Помянули, не чокаясь, надолго замолчали. Чтобы заполнить паузу, Лузгин спросил: как дети, внуки… Низовских сразу приободрилась, стала сыпать именами и должностями, Коркина старательно поддакивала (Лузгин вспомнил: у нее не было детей), но бабушка Сейфуллина и тут осталась верна себе.
— Да мыкаются люди, говорите прямо!
— Ну, скажешь тоже: мыкаются…
— А что, разве не так? Как всем оклады сократили и перешли на премиальную систему, все же дрожат, все мыкаются. Никто ж не знает, сколько он получит! Базовую ставку в три раза срезали, а дальше — как решит начальник. Может и десять окладов накинуть, а может и ни одного, и жаловаться некому. Да еще эти баллы придумали.
— Какие баллы? — не понял Лузгин.
— Ничего себе! — воскликнула Сейфуллина. — Работаешь и не знаешь. Штрафные баллы! Все же теперь друг на друга стучат. Вы на работу опоздаете — я на вас докладную пишу. Вам два балла штрафа, мне два балла плюс. И все это потом на деньги.
— Да быть не может, — оторопело произнес Лузгин, и в этот момент отчетливо вспомнил охранника на лыжных гонках и непонятную (тогда) охранникову фразу: «Нам же обоим насчитают, дядя». Так вот в чем дело!..
— Не знали? — удивилась Коркина. — Давно уже, давно, с начала года…
— Впервые слышу. То есть не впервые, но как-то не врубился сразу.
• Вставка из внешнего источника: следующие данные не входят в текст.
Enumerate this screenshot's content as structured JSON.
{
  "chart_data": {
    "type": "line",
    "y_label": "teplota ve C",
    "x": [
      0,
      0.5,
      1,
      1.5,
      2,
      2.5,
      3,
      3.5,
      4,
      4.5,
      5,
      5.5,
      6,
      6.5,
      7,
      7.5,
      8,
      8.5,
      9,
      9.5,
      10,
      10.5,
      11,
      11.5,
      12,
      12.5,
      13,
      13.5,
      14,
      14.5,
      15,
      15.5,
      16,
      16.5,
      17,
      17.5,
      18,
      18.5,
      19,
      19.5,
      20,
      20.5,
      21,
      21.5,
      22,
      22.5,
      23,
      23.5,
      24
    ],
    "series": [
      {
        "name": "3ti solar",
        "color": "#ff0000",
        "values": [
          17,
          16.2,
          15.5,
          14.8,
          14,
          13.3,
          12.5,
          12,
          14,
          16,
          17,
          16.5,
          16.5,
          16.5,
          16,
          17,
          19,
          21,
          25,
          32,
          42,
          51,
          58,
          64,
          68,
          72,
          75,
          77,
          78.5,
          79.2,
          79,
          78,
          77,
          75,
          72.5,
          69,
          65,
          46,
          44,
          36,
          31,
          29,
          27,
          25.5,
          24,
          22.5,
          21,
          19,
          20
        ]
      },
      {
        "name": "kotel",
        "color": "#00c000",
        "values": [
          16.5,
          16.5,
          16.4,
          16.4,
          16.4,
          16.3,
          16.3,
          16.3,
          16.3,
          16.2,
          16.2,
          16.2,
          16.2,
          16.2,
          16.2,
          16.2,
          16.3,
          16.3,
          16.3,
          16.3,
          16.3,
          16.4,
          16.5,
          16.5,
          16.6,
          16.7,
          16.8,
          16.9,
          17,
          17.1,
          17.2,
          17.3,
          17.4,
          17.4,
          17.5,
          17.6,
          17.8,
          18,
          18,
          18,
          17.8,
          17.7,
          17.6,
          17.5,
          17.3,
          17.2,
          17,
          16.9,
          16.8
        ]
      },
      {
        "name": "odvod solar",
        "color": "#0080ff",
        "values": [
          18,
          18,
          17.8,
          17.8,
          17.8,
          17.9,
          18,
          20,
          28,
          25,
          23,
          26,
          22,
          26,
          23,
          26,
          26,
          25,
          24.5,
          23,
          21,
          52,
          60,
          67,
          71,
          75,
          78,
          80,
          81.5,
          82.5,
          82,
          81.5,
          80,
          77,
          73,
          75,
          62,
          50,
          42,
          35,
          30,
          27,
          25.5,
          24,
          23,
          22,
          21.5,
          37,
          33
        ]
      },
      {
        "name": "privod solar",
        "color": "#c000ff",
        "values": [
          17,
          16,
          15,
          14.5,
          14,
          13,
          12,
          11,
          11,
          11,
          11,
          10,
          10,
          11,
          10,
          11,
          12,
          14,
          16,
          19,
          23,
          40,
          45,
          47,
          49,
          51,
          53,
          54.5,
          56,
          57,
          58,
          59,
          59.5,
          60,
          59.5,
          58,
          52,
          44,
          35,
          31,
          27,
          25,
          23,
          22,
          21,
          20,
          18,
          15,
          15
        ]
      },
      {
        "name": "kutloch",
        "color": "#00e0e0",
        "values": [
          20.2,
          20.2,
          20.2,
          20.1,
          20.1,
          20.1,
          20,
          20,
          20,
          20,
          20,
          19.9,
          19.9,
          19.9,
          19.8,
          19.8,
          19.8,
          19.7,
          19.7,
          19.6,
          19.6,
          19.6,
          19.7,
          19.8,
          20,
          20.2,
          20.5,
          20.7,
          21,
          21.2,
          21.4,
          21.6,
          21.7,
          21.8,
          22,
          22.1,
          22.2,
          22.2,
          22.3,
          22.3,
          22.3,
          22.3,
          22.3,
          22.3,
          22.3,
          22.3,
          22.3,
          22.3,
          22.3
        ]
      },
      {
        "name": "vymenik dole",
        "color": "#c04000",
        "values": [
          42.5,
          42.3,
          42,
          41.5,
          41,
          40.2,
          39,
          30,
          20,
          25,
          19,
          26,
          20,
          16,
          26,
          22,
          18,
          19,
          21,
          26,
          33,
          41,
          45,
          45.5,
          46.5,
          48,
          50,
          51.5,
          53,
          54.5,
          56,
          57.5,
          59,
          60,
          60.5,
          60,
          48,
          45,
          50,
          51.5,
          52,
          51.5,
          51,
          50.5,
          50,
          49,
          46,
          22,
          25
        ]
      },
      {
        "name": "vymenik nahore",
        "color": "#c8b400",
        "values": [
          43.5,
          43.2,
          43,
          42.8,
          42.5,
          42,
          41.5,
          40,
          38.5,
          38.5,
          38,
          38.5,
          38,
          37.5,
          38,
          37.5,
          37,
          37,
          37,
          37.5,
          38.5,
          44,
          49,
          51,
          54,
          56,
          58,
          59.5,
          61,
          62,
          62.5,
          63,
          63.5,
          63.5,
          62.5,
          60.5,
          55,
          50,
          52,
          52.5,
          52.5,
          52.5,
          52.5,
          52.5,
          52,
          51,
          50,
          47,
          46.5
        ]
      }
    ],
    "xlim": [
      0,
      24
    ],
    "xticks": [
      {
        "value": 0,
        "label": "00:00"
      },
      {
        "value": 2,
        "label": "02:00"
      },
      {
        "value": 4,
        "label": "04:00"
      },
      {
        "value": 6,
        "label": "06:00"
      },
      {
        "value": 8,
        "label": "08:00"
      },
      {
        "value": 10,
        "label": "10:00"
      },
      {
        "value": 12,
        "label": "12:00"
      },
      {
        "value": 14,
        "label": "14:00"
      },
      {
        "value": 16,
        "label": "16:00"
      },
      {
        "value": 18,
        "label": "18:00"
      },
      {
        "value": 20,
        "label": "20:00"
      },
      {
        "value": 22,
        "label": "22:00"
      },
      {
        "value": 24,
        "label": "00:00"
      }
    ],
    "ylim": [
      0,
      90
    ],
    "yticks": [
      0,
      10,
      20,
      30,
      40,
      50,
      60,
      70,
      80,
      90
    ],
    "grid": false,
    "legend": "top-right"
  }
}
— Но вы же там, — произнесла Сейфуллина, взглянув на потолок, — ведь вы же в аппарате. У вас, наверно, по-другому. А если не секрет, вы сколько получаете?
— Секрет, — сказал Лузгин, — я дал подписку о неразглашении. Я вам скажу, вы на меня напишете — мне баллы срежут. Шучу, конечно, не подумайте…
— А все дают подписку, — сказала Коркина. — Как, девочки, еще?..
— Всегда, — сказал Лузгин и взялся за бутылку.
— Вот вы просили… Ну, там, случай, — сощурившись на рюмку, произнесла Сейфуллина. — Есть как-то нечего было, только тушенка и рис дробленый. Уже июнь, а навигации все нет, еще не завезли. С зимы, что было, подъедаем. А тут сухое вовсе выбросили — кислятина ужасная, но кто же знал… Я отстояла, по бутылке в руки. Красивая такая, тонкая… Миша должен был с вахты приехать. Я ему кашу рисовую на сухом молоке сварила — Миша любил, и чтобы хлеб еще маргарином помазать, масло было по талонам, и то не всегда. Миша приехал, садится к столу, я ему каши тарелку, хлеб с маргарином и бутылку эту ставлю. Он так обрадовался!.. До сих пор помню: вечер, солнце такое в окно, бутылка прямо светится, и Миша сидит — довольный!.. А я-то какая довольная! Он мне говорит: «А ты?». Не хочу, говорю, и в стакан ему подливаю. Миша поел, я его в корыте вымыла. Ночью слышу: дверь стук да стук, стук да стук… Я засну — проснусь, засну — проснусь… Надоело, я спрашиваю: «Ты чего?». Ка-ак он заругается!.. Туалет-то во дворе… Мне и жалко его, и смешно. С той поры — только водку, вина не признавал, а кашу рисовую не разлюбил, кашу ел…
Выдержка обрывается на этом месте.